Clarke turned the water on. "This might hurt," she warned.
He raised one eyebrow.
So Clarke scrubbed at the blood, and Bellamy only hissed once, when she added an antiseptic to the mix. She shook her hands dry, shut off the water, and turned.
"Clarke, what are you doing?"
"Looking for an antibacterial cream that'll promote healing and keep the skin moist…" she muttered as she rifled through the cabinets, her back turned to him.
"Clarke, it's fine."
"No, it's not," she argued, unable to explain. "Those are nasty and—what happened?"
"I tried to escape."
"That was stupid."
"I knew if I hurt myself enough your mom would come, and I knew I could convince her to help."
Clarke had the tube of cream in her hand, but she couldn't turn around. She stared at the cabinet in front of her, unable to speak.
"I'm fine. You don't need to doctor me, Princess. I can take care of myself."
Princess. He called her princess, after what she'd done?
"Listen, I—"
"No." She spun around, tube clenched tightly in her hand. "No, you can't take care of yourself. That's my job and you need to let me do one thing right today."

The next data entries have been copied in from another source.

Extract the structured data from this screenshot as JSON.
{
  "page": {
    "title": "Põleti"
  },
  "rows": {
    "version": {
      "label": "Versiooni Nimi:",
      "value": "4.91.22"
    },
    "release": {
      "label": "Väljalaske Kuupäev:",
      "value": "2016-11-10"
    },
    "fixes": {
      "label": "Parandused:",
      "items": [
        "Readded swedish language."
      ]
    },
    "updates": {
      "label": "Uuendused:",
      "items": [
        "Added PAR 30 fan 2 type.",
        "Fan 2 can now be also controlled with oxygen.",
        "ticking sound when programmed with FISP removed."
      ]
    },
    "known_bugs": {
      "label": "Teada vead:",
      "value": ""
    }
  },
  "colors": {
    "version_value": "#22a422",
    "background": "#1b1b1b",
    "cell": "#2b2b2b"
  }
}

"Your job is to make the right tough decisions. My job is to keep you alive."
"What happened today?" Clarke asked, her eyes filling with tears. Tears? Clarke Griffin doesn't cry. She blinked them away.
"You made the wrong decision, and I stopped you."
"What if you hadn't? What if I had killed you?"
"You wouldn't," Bellamy said simply. "You knew the right thing to do."
Clarke shook her head. "I closed the doors and burned our people," she began.
"You had to."
She ignored him. "I let a bomb fall on an innocent village, almost killing your sister and my mom."
"Clarke…"
"One lever melted skin off living humans. Even the children, Bell. Even them."
"I pulled that lever with you."
"And when I pushed the kill switch? So many people died. I made a decision for them that they had already rejected."
"Because it was the right decision," Bellamy tried again. "Because it was the truth, and living in a world where you believe a lie isn't living."
"And then I didn't trust your sister. I believed Jaha, I had you kidnapped, and I almost killed everyone out there." She finally met his gaze. "What happened? How did I do that? I was the one who said Grounders were people too. I'm supposed to be the doctor, trying to save everyone. What happened, Bellamy?"
"I failed."
"What?"
"Remember when we decided we were better as a team? That me keeping you alive was a lot easier if we stayed together?"
She nodded dumbly.
"I wasn't there. You were alone."
"There is no way any of this is your fault. I made the decision, and it was a bad one."
"Like hell it was," he suddenly snarled. "But I didn't stop you." He sighed. "I don't know the answer to any of this," Bellamy confessed. "I just…something about all of it was wrong. Like Jaha said, we keep each other in check. When one of us goes away, the other does stupid things. Pike, this…."
"I'm sorry," Clarke whispered. "I'm sorry for locking you up, and leaving Octavia, and everything."
"You thought it was what you had to do."
"I was wrong."
"Yes, you were."
In the silence that followed those words, Clarke allowed them to soak in. She'd been wrong. She had made a desperate decision, had listened to the wrong people, and nearly killed someone very important to her.
And somehow he was sitting right in front of her, calm and waiting. He was mad she'd left his sister behind, that she'd decided to play god, that she had locked him up. But he was still sitting there.
"What you did was stupid, and I don't agree with you at all," Bellamy spoke up. "You did what you thought you had to do, and it was wrong. And I think something happened at the lab after I left that made you go this far."
She nodded.
"I'm mad about what you did, Clarke. But I'm not mad at you."
Clarke opened her mouth to respond, but there were no words.
"Now come over here and do your job. Heal me like you're supposed to, Dr. Griffin, don't aim at a gun at me. We're both exhausted and need some rest."
"But—"
"And we'll figure everything else out in the morning. Together."